Solid organ and allogeneic hematopoietic cell transplantation have become standard therapeutic interventions that save patient lives and improve quality of life. Our enhanced understanding of transplantation immunobiology has refined clinical management and improved outcomes. However, organ rejection and graft-versus-host disease remain major obstacles to the broader successful application of these therapeutic procedures. Notch signaling regulates multiple aspects of adaptive and innate immunity.

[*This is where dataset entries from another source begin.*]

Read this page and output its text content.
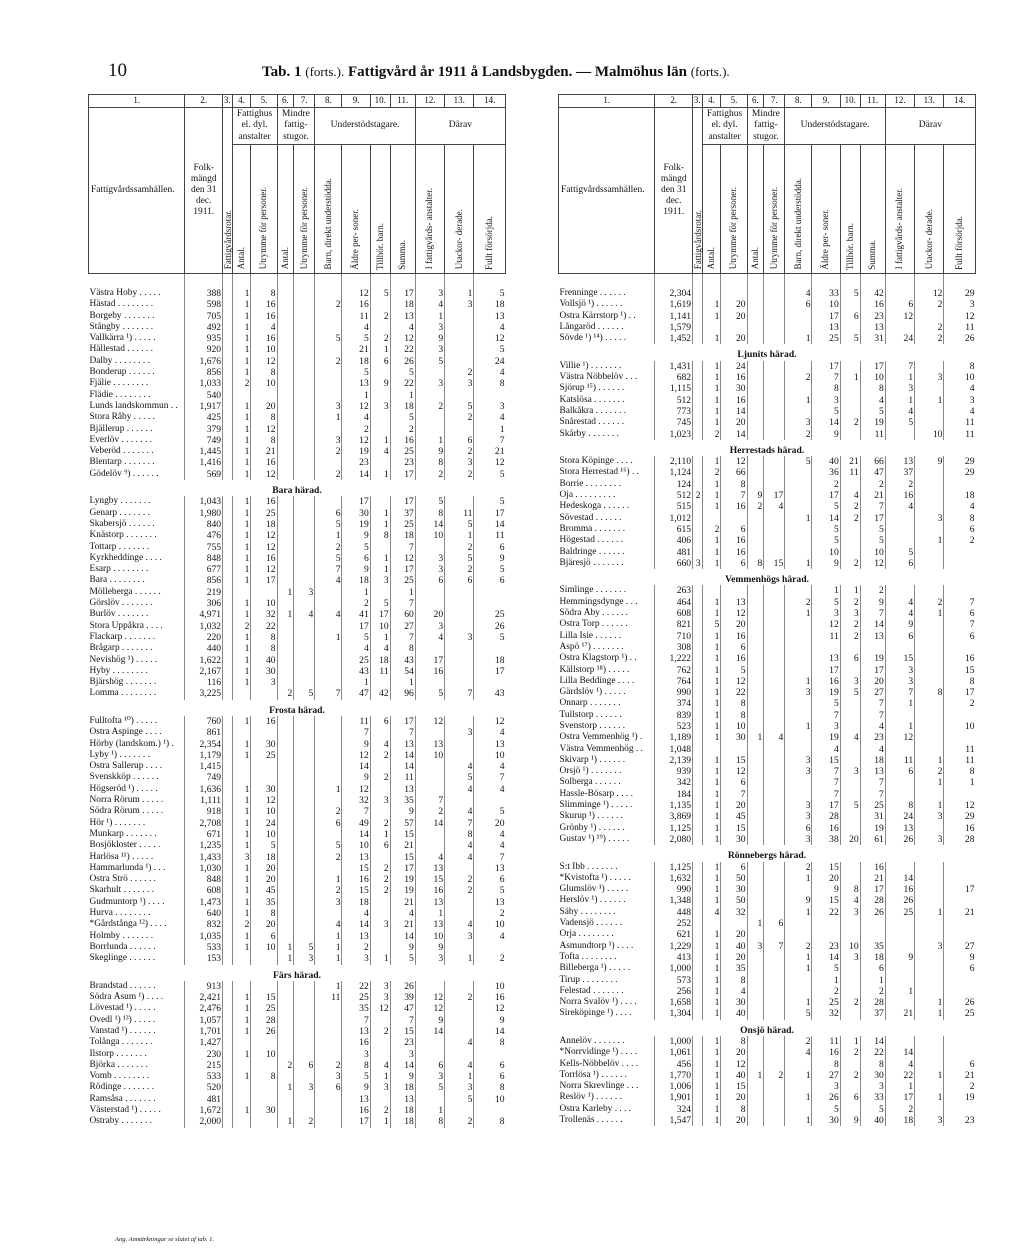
10	Tab. 1 (forts.). Fattigvård år 1911 å Landsbygden. — Malmöhus län (forts.).
1.	2.	3.	4.	5.	6.	7.	8.	9.	10.	11.	12.	13.	14.
Fattigvårdssamhällen.	Folk- mängd den 31 dec. 1911.	Fattigvårdsrotar.	Fattighus el. dyl. anstalter		Mindre fattig- stugor.		Understödstagare.				Därav		
			Antal.	Utrymme för personer.	Antal.	Utrymme för personer.	Barn, direkt understödda.	Äldre per- soner.	Tillhör. barn.	Summa.	I fattigvårds- anstalter.	Utackor- derade.	Fullt försörjda.
Västra Hoby . . . . .	388		1	8				12	5	17	3	1	5
Hästad . . . . . . . .	598		1	16			2	16		18	4	3	18
Borgeby . . . . . . .	705		1	16				11	2	13	1		13
Stångby . . . . . . .	492		1	4				4		4	3		4
Vallkärra ¹) . . . . .	935		1	16			5	5	2	12	9		12
Hällestad . . . . . .	920		1	10				21	1	22	3		5
Dalby . . . . . . . .	1,676		1	12			2	18	6	26	5		24
Bonderup . . . . . .	856		1	8				5		5		2	4
Fjälie . . . . . . . .	1,033		2	10				13	9	22	3	3	8
Flädie . . . . . . . .	540							1		1			
Lunds landskommun . .	1,917		1	20			3	12	3	18	2	5	3
Stora Råby . . . . .	425		1	8			1	4		5		2	4
Bjällerup . . . . . .	379		1	12				2		2			1
Everlöv . . . . . . .	749		1	8			3	12	1	16	1	6	7
Veberöd . . . . . . .	1,445		1	21			2	19	4	25	9	2	21
Blentarp . . . . . . .	1,416		1	16				23		23	8	3	12
Gödelöv ⁹) . . . . . .	569		1	12			2	14	1	17	2	2	5
Bara härad.													
Lyngby . . . . . . .	1,043		1	16				17		17	5		5
Genarp . . . . . . .	1,980		1	25			6	30	1	37	8	11	17
Skabersjö . . . . . .	840		1	18			5	19	1	25	14	5	14
Knästorp . . . . . . .	476		1	12			1	9	8	18	10	1	11
Tottarp . . . . . . .	755		1	12			2	5		7		2	6
Kyrkheddinge . . . .	848		1	16			5	6	1	12	3	5	9
Esarp . . . . . . . .	677		1	12			7	9	1	17	3	2	5
Bara . . . . . . . .	856		1	17			4	18	3	25	6	6	6
Mölleberga . . . . . .	219				1	3		1		1			
Görslöv . . . . . . .	306		1	10				2	5	7			
Burlöv . . . . . . .	4,971		1	32	1	4	4	41	17	60	20		25
Stora Uppåkra . . . .	1,032		2	22				17	10	27	3		26
Flackarp . . . . . . .	220		1	8			1	5	1	7	4	3	5
Brågarp . . . . . . .	440		1	8				4	4	8			
Nevishög ¹) . . . . .	1,622		1	40				25	18	43	17		18
Hyby . . . . . . . .	2,167		1	30				43	11	54	16		17
Bjärshög . . . . . . .	116		1	3				1		1			
Lomma . . . . . . . .	3,225				2	5	7	47	42	96	5	7	43
Frosta härad.													
Fulltofta ¹⁰) . . . . .	760		1	16				11	6	17	12		12
Östra Aspinge . . . .	861							7		7		3	4
Hörby (landskom.) ¹) .	2,354		1	30				9	4	13	13		13
Lyby ¹) . . . . . . .	1,179		1	25				12	2	14	10		10
Östra Sallerup . . . .	1,415							14		14		4	4
Svenskköp . . . . . .	749							9	2	11		5	7
Högseröd ¹) . . . . .	1,636		1	30			1	12		13		4	4
Norra Rörum . . . . .	1,111		1	12				32	3	35	7		
Södra Rörum . . . . .	918		1	10			2	7		9	2	4	5
Hör ¹) . . . . . . .	2,708		1	24			6	49	2	57	14	7	20
Munkarp . . . . . . .	671		1	10				14	1	15		8	4
Bosjökloster . . . . .	1,235		1	5			5	10	6	21		4	4
Harlösa ¹¹) . . . . .	1,433		3	18			2	13		15	4	4	7
Hammarlunda ¹) . . .	1,030		1	20				15	2	17	13		13
Östra Strö . . . . . .	848		1	20			1	16	2	19	15	2	6
Skarhult . . . . . . .	608		1	45			2	15	2	19	16	2	5
Gudmuntorp ¹) . . . .	1,473		1	35			3	18		21	13		13
Hurva . . . . . . . .	640		1	8				4		4	1		2
*Gårdstånga ¹²) . . . .	832		2	20			4	14	3	21	13	4	10
Holmby . . . . . . .	1,035		1	6			1	13		14	10	3	4
Borrlunda . . . . . .	533		1	10	1	5	1	2		9	9		
Skeglinge . . . . . .	153				1	3	1	3	1	5	3	1	2
Färs härad.													
Brandstad . . . . . .	913						1	22	3	26			10
Södra Åsum ¹) . . . .	2,421		1	15			11	25	3	39	12	2	16
Lövestad ¹) . . . . .	2,476		1	25				35	12	47	12		12
Övedl ¹) ¹³) . . . . .	1,057		1	28				7		7	9		9
Vanstad ¹) . . . . . .	1,701		1	26				13	2	15	14		14
Tolånga . . . . . . .	1,427							16		23		4	8
Ilstorp . . . . . . .	230		1	10				3		3			
Björka . . . . . . .	215				2	6	2	8	4	14	6	4	6
Vomb . . . . . . . .	533		1	8			3	5	1	9	3	1	6
Rödinge . . . . . . .	520				1	3	6	9	3	18	5	3	8
Ramsåsa . . . . . . .	481							13		13		5	10
Västerstad ¹) . . . . .	1,672		1	30				16	2	18	1		
Östraby . . . . . . .	2,000				1	2		17	1	18	8	2	8
1.	2.	3.	4.	5.	6.	7.	8.	9.	10.	11.	12.	13.	14.
Fattigvårdssamhällen.	Folk- mängd den 31 dec. 1911.	Fattigvårdsrotar.	Fattighus el. dyl. anstalter		Mindre fattig- stugor.		Understödstagare.				Därav		
			Antal.	Utrymme för personer.	Antal.	Utrymme för personer.	Barn, direkt understödda.	Äldre per- soner.	Tillhör. barn.	Summa.	I fattigvårds- anstalter.	Utackor- derade.	Fullt försörjda.
Frenninge . . . . . .	2,304						4	33	5	42		12	29
Vollsjö ¹) . . . . . .	1,619		1	20			6	10		16	6	2	3
Östra Kärrstorp ¹) . .	1,141		1	20				17	6	23	12		12
Långaröd . . . . . .	1,579							13		13		2	11
Sövde ¹) ¹⁴) . . . . .	1,452		1	20			1	25	5	31	24	2	26
Ljunits härad.													
Villie ¹) . . . . . . .	1,431		1	24				17		17	7		8
Västra Nöbbelöv . . .	682		1	16			2	7	1	10	1	3	10
Sjörup ¹⁵) . . . . . .	1,115		1	30				8		8	3		4
Katslösa . . . . . . .	512		1	16			1	3		4	1	1	3
Balkåkra . . . . . . .	773		1	14				5		5	4		4
Snårestad . . . . . .	745		1	20			3	14	2	19	5		11
Skårby . . . . . . .	1,023		2	14			2	9		11		10	11
Herrestads härad.													
Stora Köpinge . . . .	2,110		1	12			5	40	21	66	13	9	29
Stora Herrestad ¹⁶) . .	1,124		2	66				36	11	47	37		29
Borrie . . . . . . . .	124		1	8				2		2	2		
Öja . . . . . . . . .	512	2	1	7	9	17		17	4	21	16		18
Hedeskoga . . . . . .	515		1	16	2	4		5	2	7	4		4
Sövestad . . . . . .	1,012						1	14	2	17		3	8
Bromma . . . . . . .	615		2	6				5		5			6
Högestad . . . . . .	406		1	16				5		5		1	2
Baldringe . . . . . .	481		1	16				10		10	5		
Bjäresjö . . . . . . .	660	3	1	6	8	15	1	9	2	12	6		
Vemmenhögs härad.													
Simlinge . . . . . . .	263							1	1	2			
Hemmingsdynge . . .	464		1	13			2	5	2	9	4	2	7
Södra Åby . . . . . .	608		1	12			1	3	3	7	4	1	6
Östra Torp . . . . . .	821		5	20				12	2	14	9		7
Lilla Isie . . . . . .	710		1	16				11	2	13	6		6
Aspö ¹⁷) . . . . . . .	308		1	6									
Östra Klagstorp ¹) . .	1,222		1	16				13	6	19	15		16
Källstorp ¹⁸) . . . . .	762		1	5				17		17	3		15
Lilla Beddinge . . . .	764		1	12			1	16	3	20	3		8
Gärdslöv ¹) . . . . .	990		1	22			3	19	5	27	7	8	17
Önnarp . . . . . . .	374		1	8				5		7	1		2
Tullstorp . . . . . .	839		1	8				7		7			
Svenstorp . . . . . .	523		1	10			1	3		4	1		10
Östra Vemmenhög ¹) .	1,189		1	30	1	4		19	4	23	12		
Västra Vemmenhög . .	1,048							4		4			11
Skivarp ¹) . . . . . .	2,139		1	15			3	15		18	11	1	11
Örsjö ¹) . . . . . . .	939		1	12			3	7	3	13	6	2	8
Solberga . . . . . .	342		1	6				7		7		1	1
Hassle-Bösarp . . . .	184		1	7				7		7			
Slimminge ¹) . . . . .	1,135		1	20			3	17	5	25	8	1	12
Skurup ¹) . . . . . .	3,869		1	45			3	28		31	24	3	29
Grönby ¹) . . . . . .	1,125		1	15			6	16		19	13		16
Gustav ¹) ¹⁹) . . . . .	2,080		1	30			3	38	20	61	26	3	28
Rönnebergs härad.													
S:t Ibb . . . . . . .	1,125		1	6			2	15		16			
*Kvistofta ¹) . . . . .	1,632		1	50			1	20		21	14		
Glumslöv ¹) . . . . .	990		1	30				9	8	17	16		17
Herslöv ¹) . . . . . .	1,348		1	50			9	15	4	28	26		
Säby . . . . . . . .	448		4	32			1	22	3	26	25	1	21
Vadensjö . . . . . .	252				1	6							
Örja . . . . . . . .	621		1	20									
Asmundtorp ¹) . . . .	1,229		1	40	3	7	2	23	10	35		3	27
Tofta . . . . . . . .	413		1	20			1	14	3	18	9		9
Billeberga ¹) . . . . .	1,000		1	35			1	5		6			6
Tirup . . . . . . . .	573		1	8				1		1			
Felestad . . . . . . .	256		1	4				2		2	1		
Norra Svalöv ¹) . . . .	1,658		1	30			1	25	2	28		1	26
Sireköpinge ¹) . . . .	1,304		1	40			5	32		37	21	1	25
Onsjö härad.													
Annelöv . . . . . . .	1,000		1	8			2	11	1	14			
*Norrvidinge ¹) . . . .	1,061		1	20			4	16	2	22	14		
Kells-Nöbbelöv . . . .	456		1	12				8		8	4		6
Torrlösa ¹) . . . . . .	1,770		1	40	1	2	1	27	2	30	22	1	21
Norra Skrevlinge . . .	1,006		1	15				3		3	1		2
Reslöv ¹) . . . . . .	1,901		1	20			1	26	6	33	17	1	19
Östra Karleby . . . .	324		1	8				5		5	2		
Trollenäs . . . . . .	1,547		1	20			1	30	9	40	18	3	23
Ang. Anmärkningar se slutet af tab. 1.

Preclinical studies identified Notch signaling as a promising target in autoimmune diseases, as well as after allogeneic hematopoietic cell and solid organ transplantation. Notch was found to be a central regulator of alloreactivity across clinically relevant models of transplantation. Notch inhibition in T cells prevented graft-versus-host disease and organ rejection, establishing organ tolerance by skewing CD4 T helper polarization away from a proinflammatory response toward suppressive regulatory T cells. Notch ligand blockade also dampened alloantibody deposition and prevented chronic rejection through humoral mechanisms. Toxicities of systemic Notch blockade were observed with γ-secretase inhibitors in preclinical and early clinical trials across different indications, but they did not arise upon preclinical targeting of Delta-like Notch ligands, a strategy sufficient to confer full benefits of Notch ablation in T cell alloimmunity. Because multiple clinical grade reagents have been developed to target individual Notch ligands and receptors, the benefits of Notch blockade in transplantation are calling for translation of preclinical findings into human transplantation medicine.